Bien qu'attendue, l'annonce du retrait de Joe Biden de la course à la présidentielle américaine vient bousculer une campagne déjà mouvementée. À quatre mois du scrutin, voilà les démocrates forcés de désigner un nouveau candidat.
Une course contre la montre dans laquelle les prétendants vont devoir, très rapidement, se mettre dans les starting-blocks. Avec un Donald Trump qui surfe sur son électorat galvanisé, les démocrates n'ont pas de temps à perdre.
En théorie, le nouveau candidat devrait être intronisé lors de la convention du parti démocrate, du 19 au 22 août, à Chicago. C'est là que Joe Biden, désigné lors d'une série de primaires de janvier à juin, aurait dû être officialisé. Suite à son retrait, il semble improbable, au vu du temps restant avant l'élection, que les démocrates attendent jusque-là pour livrer aux Américains le nom de leur candidat. Et même en cas de consensus sur l'identité de ce dernier, le processus reste technique.
« Je ne vais nulle part » : Joe Biden à l’offensive malgré les doutes
Tout repose en effet sur les 3900 délégués du parti, désormais libres de choisir leur candidat. Le président du parti démocrate, Jaime Harrison, a promis un processus « transparent et discipliné pour aller de l'avant, en tant que Parti démocrate uni ». « Nos délégués sont prêts à prendre leur responsabilité de manière sérieuse pour présenter rapidement un candidat au peuple américain », a-t-il assuré.
Kamala Harris, un atout ou un poids ?
Car la tâche qui attend le ou la future candidature est rude : il s'agit de se faire connaître auprès de 250 millions d'Américains en l'espace de trois mois. Joe Biden a officiellement soutenu sa vice-présidente, Kamala Harris (dont rien ne prévoit qu'elle soit automatiquement, en tant que colistière, la candidate). Celle-ci a déjà affirmé son ambition de « remporter l'investiture » et « battre Trump ». En tant que vice-présidente du pays, elle a évidemment un coup d'avance d'un point de vue médiatique. Elle a sillonné le pays depuis des mois pour la campagne de Joe Biden et a déjà reçu le soutien de nombreux élus démocrates
Mais rien ne dit que cela lui sera favorable : le camp républicain entend bien en faire une cible prioritaire et elle aura probablement à assumer un bilan présidentiel que les Républicains n'auront de cesse d'attaquer.

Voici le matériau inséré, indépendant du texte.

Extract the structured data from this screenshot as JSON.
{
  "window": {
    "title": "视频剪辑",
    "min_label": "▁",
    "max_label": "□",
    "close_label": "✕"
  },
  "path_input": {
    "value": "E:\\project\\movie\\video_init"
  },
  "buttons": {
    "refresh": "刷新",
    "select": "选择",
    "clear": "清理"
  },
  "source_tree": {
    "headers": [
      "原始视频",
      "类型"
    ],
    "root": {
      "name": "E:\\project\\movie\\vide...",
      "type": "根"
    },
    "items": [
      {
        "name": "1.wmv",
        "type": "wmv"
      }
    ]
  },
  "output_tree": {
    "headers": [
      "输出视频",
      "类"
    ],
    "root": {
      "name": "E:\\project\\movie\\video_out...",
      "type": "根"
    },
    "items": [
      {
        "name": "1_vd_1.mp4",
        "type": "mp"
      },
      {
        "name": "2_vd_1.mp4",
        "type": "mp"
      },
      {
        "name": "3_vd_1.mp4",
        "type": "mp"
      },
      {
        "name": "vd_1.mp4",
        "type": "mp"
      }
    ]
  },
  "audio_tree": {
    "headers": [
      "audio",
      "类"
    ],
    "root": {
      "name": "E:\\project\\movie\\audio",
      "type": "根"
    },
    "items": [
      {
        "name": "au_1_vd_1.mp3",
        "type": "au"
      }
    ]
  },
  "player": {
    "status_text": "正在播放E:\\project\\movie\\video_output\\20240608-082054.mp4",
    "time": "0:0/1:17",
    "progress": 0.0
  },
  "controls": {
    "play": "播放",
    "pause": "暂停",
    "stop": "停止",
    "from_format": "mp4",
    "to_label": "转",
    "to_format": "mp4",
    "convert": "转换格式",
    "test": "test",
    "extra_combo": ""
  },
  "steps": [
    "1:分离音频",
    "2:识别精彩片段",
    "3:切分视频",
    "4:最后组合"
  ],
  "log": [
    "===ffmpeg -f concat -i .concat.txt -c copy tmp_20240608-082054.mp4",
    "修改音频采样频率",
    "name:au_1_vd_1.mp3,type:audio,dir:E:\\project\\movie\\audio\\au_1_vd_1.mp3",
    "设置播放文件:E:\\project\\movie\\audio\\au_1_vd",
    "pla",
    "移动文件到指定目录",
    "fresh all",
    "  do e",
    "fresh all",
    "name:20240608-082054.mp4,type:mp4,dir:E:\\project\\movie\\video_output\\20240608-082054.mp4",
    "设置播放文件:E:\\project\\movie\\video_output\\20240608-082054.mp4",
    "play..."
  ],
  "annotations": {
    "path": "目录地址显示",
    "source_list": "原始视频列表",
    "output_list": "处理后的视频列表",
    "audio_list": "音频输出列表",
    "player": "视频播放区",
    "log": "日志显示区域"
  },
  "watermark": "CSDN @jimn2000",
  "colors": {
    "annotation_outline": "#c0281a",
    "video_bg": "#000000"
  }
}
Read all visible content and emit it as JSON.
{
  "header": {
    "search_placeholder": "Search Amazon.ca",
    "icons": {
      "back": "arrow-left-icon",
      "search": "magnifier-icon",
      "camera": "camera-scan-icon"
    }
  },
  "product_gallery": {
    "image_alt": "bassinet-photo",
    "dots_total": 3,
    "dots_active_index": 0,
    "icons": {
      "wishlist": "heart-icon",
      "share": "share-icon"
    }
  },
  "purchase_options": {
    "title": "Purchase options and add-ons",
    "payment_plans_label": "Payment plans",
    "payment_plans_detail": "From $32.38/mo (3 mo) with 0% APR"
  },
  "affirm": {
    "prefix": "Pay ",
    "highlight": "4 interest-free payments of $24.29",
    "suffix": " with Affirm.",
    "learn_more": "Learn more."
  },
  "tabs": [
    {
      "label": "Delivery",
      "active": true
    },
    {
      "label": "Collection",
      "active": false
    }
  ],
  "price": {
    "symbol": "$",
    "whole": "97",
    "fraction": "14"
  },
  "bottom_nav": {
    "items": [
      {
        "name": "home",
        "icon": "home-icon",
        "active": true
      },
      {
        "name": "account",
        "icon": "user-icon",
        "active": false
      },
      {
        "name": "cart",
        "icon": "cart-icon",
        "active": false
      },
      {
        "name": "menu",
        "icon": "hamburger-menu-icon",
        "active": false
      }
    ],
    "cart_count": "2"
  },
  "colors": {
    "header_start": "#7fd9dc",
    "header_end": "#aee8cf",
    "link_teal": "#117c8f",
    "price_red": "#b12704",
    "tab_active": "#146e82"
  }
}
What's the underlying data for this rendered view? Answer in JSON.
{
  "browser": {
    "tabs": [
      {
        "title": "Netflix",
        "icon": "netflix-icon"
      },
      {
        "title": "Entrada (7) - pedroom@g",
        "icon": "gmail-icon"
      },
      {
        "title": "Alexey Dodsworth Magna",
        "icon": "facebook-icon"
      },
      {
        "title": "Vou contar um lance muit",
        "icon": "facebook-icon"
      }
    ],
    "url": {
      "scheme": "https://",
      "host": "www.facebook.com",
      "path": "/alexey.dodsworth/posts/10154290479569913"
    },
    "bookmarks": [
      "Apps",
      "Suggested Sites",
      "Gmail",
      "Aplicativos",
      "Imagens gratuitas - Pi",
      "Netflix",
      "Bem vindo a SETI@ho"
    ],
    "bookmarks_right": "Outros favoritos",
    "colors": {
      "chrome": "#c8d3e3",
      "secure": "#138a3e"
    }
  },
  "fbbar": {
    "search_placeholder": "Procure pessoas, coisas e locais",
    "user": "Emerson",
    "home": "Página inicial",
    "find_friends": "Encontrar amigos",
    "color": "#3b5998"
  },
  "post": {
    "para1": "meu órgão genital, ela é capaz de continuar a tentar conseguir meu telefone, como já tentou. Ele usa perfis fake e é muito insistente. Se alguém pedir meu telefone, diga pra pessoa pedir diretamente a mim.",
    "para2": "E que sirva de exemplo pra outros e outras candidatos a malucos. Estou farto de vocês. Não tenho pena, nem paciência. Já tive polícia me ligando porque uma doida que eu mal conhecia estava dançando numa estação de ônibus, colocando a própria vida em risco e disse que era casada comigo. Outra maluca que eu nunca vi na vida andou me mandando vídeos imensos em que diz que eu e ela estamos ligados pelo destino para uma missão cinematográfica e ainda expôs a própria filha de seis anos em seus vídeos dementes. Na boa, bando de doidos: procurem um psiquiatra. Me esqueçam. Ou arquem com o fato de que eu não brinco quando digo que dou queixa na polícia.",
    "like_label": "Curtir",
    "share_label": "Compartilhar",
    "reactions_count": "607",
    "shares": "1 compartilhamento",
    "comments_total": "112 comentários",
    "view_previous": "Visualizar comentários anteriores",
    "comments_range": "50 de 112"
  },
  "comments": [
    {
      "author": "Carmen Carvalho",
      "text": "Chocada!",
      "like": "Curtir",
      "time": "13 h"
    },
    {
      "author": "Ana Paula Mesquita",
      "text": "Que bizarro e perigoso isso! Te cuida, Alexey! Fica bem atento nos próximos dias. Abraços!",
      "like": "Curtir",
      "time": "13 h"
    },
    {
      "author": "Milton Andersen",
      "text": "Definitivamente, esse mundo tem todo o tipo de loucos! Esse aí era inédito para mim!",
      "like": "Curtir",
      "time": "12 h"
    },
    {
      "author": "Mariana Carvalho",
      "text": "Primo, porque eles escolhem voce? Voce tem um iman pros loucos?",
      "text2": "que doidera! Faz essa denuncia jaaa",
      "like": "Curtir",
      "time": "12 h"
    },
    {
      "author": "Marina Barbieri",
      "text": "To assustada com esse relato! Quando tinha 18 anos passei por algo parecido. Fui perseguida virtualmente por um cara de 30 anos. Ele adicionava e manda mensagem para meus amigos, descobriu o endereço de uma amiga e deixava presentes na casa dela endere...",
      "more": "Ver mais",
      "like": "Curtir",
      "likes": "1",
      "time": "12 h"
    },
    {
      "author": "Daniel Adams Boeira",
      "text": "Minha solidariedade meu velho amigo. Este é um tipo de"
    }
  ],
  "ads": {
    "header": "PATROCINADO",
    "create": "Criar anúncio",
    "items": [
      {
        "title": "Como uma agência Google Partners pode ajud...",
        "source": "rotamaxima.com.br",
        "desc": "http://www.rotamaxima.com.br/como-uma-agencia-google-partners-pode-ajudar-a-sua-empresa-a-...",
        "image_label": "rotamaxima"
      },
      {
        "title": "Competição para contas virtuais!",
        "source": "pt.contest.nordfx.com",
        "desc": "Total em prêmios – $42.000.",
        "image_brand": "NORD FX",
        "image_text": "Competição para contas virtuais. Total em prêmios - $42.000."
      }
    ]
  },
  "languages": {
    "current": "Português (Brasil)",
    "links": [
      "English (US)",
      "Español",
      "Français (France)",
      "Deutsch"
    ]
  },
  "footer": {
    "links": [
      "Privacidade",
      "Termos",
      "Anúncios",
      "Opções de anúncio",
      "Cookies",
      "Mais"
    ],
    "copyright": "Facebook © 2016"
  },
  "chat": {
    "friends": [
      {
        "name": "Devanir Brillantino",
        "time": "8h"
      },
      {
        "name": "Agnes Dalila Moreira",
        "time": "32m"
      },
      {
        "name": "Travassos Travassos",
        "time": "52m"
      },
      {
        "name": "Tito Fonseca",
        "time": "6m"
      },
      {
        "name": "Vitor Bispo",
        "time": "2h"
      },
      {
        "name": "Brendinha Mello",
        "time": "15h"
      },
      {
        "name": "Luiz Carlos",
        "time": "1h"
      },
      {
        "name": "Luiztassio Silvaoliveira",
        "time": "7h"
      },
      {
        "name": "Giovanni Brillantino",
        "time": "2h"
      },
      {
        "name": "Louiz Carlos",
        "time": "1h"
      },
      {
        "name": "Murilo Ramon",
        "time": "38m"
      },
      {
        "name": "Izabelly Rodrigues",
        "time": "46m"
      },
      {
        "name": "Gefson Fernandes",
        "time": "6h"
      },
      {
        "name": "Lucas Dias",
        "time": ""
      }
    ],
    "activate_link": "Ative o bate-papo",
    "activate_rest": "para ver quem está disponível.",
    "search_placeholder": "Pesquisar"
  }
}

D'autres candidats, moins médiatisés et moins visés par leurs adversaires, sont à l'affût, comme le gouverneur de Californie, Gavin Newsom, très apprécié au sein de son parti, ou encore les gouverneurs du Michigan, Gretchen Whitmer, et de Pennsylvanie, Josh Shapiro.
Une fois le ou la candidate désigné(e), restera un problème important : les fonds levés pour la campagne de Joe Biden. En effet, d'un point de vue légal, ils ne peuvent être simplement et facilement transférés à un autre candidat. Le nom de Kamala Harris figurant déjà sur des documents officiels de la campagne de Joe Biden, certains experts pensent qu'il sera plus facile de lui attribuer ces fonds. Une enveloppe qui s'élève, selon la directrice de campagne de Joe Biden, Julie Chavez Rodriguez (citée par NBC), à 91,2 millions de dollars au 31 mai. Une coquette somme donc.
Les Républicains envisagent des actions en justice
Mais les Républicains entendent bien, là aussi, venir troubler la fête. Selon le New York Times, le comité national républicain examine la possibilité de poursuites judiciaires liées au transfert et à l'utilisation des fonds de la campagne. Ils pourraient par exemple s'attaquer à des donateurs qui, ayant déjà atteint la limite de 6000 dollars pour la campagne de Joe Biden, voudraient faire de nouveaux dons à Kamala Harris. Des poursuites qui, même si elles n'arrivaient pas à terme, pourraient venir perturber la campagne démocrate déjà dans le creux de la vague.
Quoi qu'il en soit, le retrait de Joe Biden, bien qu'attendu (voire espéré) met les démocrates dans une situation instable. Cet événement historique (il y eut Harry S. Truman en 1952 et Lyndon B. Johnson en 1968 dans le même cas) le sera d'autant plus en fonction de ce qui va désormais se passer. Qui pourra consolider le parti et unifier les Américains à trois mois du scrutin ? Comment éviter une guerre interne ? Le mardi 5 novembre, date du scrutin majeur, n'a jamais dû sembler aussi proche au Parti démocrate.